Albania: Tax efficient solution in Eastern Europe according to Healy Consultants
Healy Consultants Group PLC
01 February, 2016

Albania does not generally strike most investors as lucrative place to do business and invest successfully. High levels of corruption and red tape pull back the young economy. This is confirmed by the staggeringly low rating of 110 on the Corruption Perceptions Index for 2014.
The country is currently not a member state of the European Union and seems to struggle to operate efficiently in its respective region.
However, with the implementation of the new tax law, 2016 may prove as a key milestone for the Albanian nation, both in terms of gross tax revenue generated and foreign direct investments.

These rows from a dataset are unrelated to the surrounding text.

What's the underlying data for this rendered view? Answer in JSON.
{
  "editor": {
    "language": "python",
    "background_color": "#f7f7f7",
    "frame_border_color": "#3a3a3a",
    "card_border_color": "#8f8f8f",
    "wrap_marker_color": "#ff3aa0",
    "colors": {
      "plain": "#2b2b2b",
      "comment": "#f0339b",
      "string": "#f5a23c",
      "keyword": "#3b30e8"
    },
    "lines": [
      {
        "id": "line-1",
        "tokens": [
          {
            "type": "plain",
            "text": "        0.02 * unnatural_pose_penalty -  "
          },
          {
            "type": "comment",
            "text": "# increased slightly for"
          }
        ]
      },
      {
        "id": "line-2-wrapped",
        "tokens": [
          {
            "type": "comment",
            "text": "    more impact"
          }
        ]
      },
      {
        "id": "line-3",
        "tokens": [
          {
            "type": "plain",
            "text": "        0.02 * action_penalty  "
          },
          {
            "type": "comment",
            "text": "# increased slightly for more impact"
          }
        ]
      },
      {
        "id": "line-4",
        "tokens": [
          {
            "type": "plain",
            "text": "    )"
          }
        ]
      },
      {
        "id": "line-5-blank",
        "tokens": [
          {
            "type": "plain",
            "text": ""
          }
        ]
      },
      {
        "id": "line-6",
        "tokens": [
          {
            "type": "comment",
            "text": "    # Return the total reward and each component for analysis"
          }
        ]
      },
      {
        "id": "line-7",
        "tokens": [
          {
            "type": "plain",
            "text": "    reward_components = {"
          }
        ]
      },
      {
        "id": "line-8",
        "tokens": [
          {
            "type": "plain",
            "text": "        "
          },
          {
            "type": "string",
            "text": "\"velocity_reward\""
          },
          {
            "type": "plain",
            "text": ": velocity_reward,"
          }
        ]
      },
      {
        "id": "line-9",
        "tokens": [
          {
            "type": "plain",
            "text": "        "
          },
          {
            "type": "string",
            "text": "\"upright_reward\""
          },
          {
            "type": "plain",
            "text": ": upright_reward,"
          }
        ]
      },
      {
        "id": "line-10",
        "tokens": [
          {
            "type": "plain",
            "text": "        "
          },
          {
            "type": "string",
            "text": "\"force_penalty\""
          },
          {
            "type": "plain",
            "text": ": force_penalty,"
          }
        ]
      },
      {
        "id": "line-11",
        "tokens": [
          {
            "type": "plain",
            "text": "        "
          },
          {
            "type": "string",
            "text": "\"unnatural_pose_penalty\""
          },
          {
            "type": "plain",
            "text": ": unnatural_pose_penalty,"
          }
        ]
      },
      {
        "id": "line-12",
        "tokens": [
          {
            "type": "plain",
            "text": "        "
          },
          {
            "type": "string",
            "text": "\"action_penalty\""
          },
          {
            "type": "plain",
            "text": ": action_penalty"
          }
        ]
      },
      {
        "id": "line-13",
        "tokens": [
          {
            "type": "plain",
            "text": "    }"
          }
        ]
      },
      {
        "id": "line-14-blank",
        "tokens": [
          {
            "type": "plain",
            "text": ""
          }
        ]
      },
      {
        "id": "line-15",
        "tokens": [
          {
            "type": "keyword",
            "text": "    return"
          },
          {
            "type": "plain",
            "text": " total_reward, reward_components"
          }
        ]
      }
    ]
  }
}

It seems that lowering tax rates is a trend in the Balkans that did not forget to pass Albania. Both Bulgaria and Macedonia have very low flat tax rates and offer to investors more competitive tax-wise advantages in comparison to West European high personal and corporate taxation. In countries with higher corruption levels, actually lower, flat taxes bring more funds in the economy due to lower rate of tax evasion. But how exactly was the tax burden lowered in Albania?
Starting from January 1st corporate tax in Albania got moderated to suit the demand for higher transparency and efficiency. The updated fiscal package entered into operations and aims to optimize taxation for small enterprises. For example, if the annual turnover of a business reaches up to 5 Euro, the new system allows full corporate tax exemption. Now starting from scratch in Albania really becomes lucrative option.
Furthermore, the new lowered 5% corporate taxation for companies with turnover between 5 and 8 million sales per annum will allow medium sized companies to operate more cost-efficiently in the Balkans, finally allowing Albania to catch up to on the FDI rates of its neighbors.